ASEAN Seeks Foreign Investment for Railway
Southeast Asian nations will look for foreign investment for a proposed railway line from Singapore to the Chinese city of Kunming that is expected to bolster regional trade, Malaysia's trade minister said Monday. Rafidah Aziz acknowledged it would not be easy to woo private investment as it will involve clearing land mines in Cambodia and Laos.
Southeast Asian nations will look for foreign investment for a proposed railway line from Singapore to the Chinese city of Kunming that is expected to bolster regional trade, Malaysia's trade minister said Monday.
Rafidah Aziz said feasibility studies to identify the best route for the rail line spanning over 5,000 kilometers (3,000 miles) as well as dozens of connecting rails to link it to major towns in the region have been completed.
"Now is the time for us to market it to private investors and private organizations," she said. "We want to get funding quickly so we can implement the project without any delays," she said.

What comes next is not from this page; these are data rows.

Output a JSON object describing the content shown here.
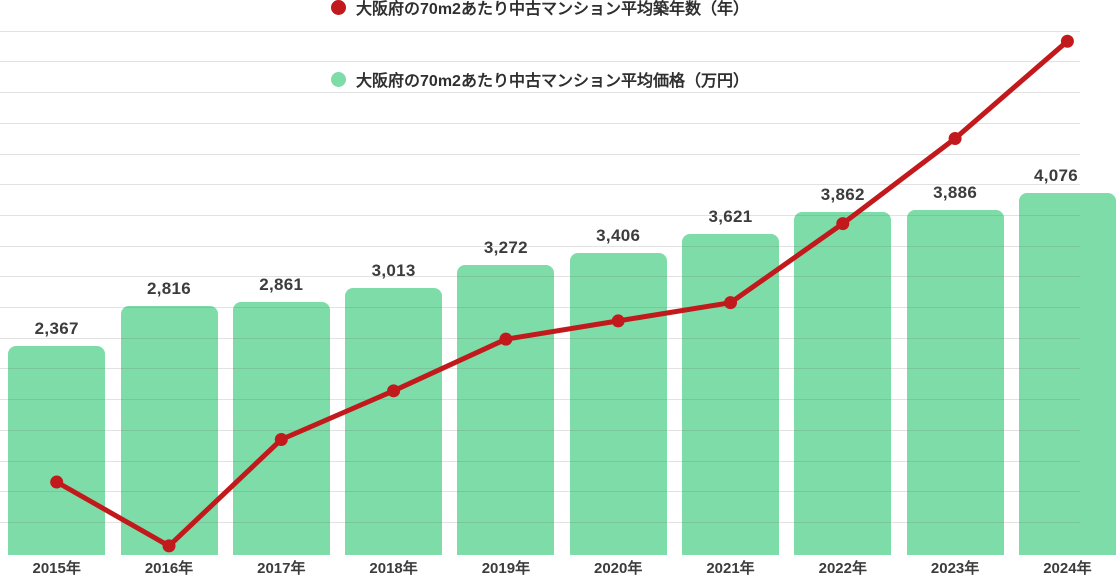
{
  "chart_data": {
    "type": "bar+line",
    "categories": [
      "2015年",
      "2016年",
      "2017年",
      "2018年",
      "2019年",
      "2020年",
      "2021年",
      "2022年",
      "2023年",
      "2024年"
    ],
    "series": [
      {
        "name": "大阪府の70m2あたり中古マンション平均築年数（年）",
        "type": "line",
        "color": "#c1191c",
        "values": [
          22.4,
          20.3,
          23.8,
          25.4,
          27.1,
          27.7,
          28.3,
          30.9,
          33.7,
          36.9
        ],
        "estimated": true,
        "note": "line value axis not shown on screen; values estimated from gridline spacing"
      },
      {
        "name": "大阪府の70m2あたり中古マンション平均価格（万円）",
        "type": "bar",
        "color": "#7edca8",
        "values": [
          2367,
          2816,
          2861,
          3013,
          3272,
          3406,
          3621,
          3862,
          3886,
          4076
        ]
      }
    ],
    "title": "",
    "xlabel": "",
    "ylabel": "",
    "ylim": [
      0,
      6200
    ],
    "y2lim": [
      20,
      38
    ],
    "grid": true,
    "legend_position": "top-center",
    "x_labels_clipped_at_bottom": true,
    "data_labels_on_bars": true
  }
}
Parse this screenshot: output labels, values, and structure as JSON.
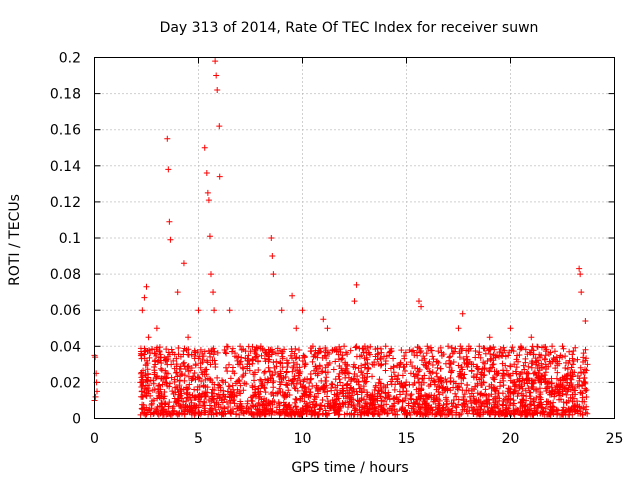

Some members of the 10-member Association of Southeast Asian Nations, or ASEAN, has begun to rehabilitate national rail tracks and construct new rails funded by donors such as South Korea and the Asian Development Bank, but overall financing is inadequate, she said.
"It's a long-term project and the capital outlay will be massive," she told reporters after chairing an ASEAN ministerial meeting on development cooperation in the Mekong Basin.
Specific details of investment needed in the project will be unveiled at a conference next year to be held in Malaysia before July, she said, adding that Thailand will chair a committee to seek financing for the project.
She didn't say how much the project is worth but trade officials estimate it will cost at least 1.8 billion dollars (euro1.5 billion).
The Singapore-Kunming rail link is expected to be a major trade boost for impoverished ASEAN members such as Cambodia and landlocked Laos, which are struggling to speed up economic development after years of isolation.
Rafidah acknowledged it would not be easy to woo private investment as it will involve construction in difficult terrain in some countries, clearing land mines in Cambodia and Laos, and harmonizing customs and immigration.
She urged ASEAN nations involved in the rail project to offer incentives such as land, tax exemptions and other facilities to woo investors.
"The railway project in the Mekong Basin where it's virgin territory is not going to be immediately viable, so there must be spinoffs from there," she said.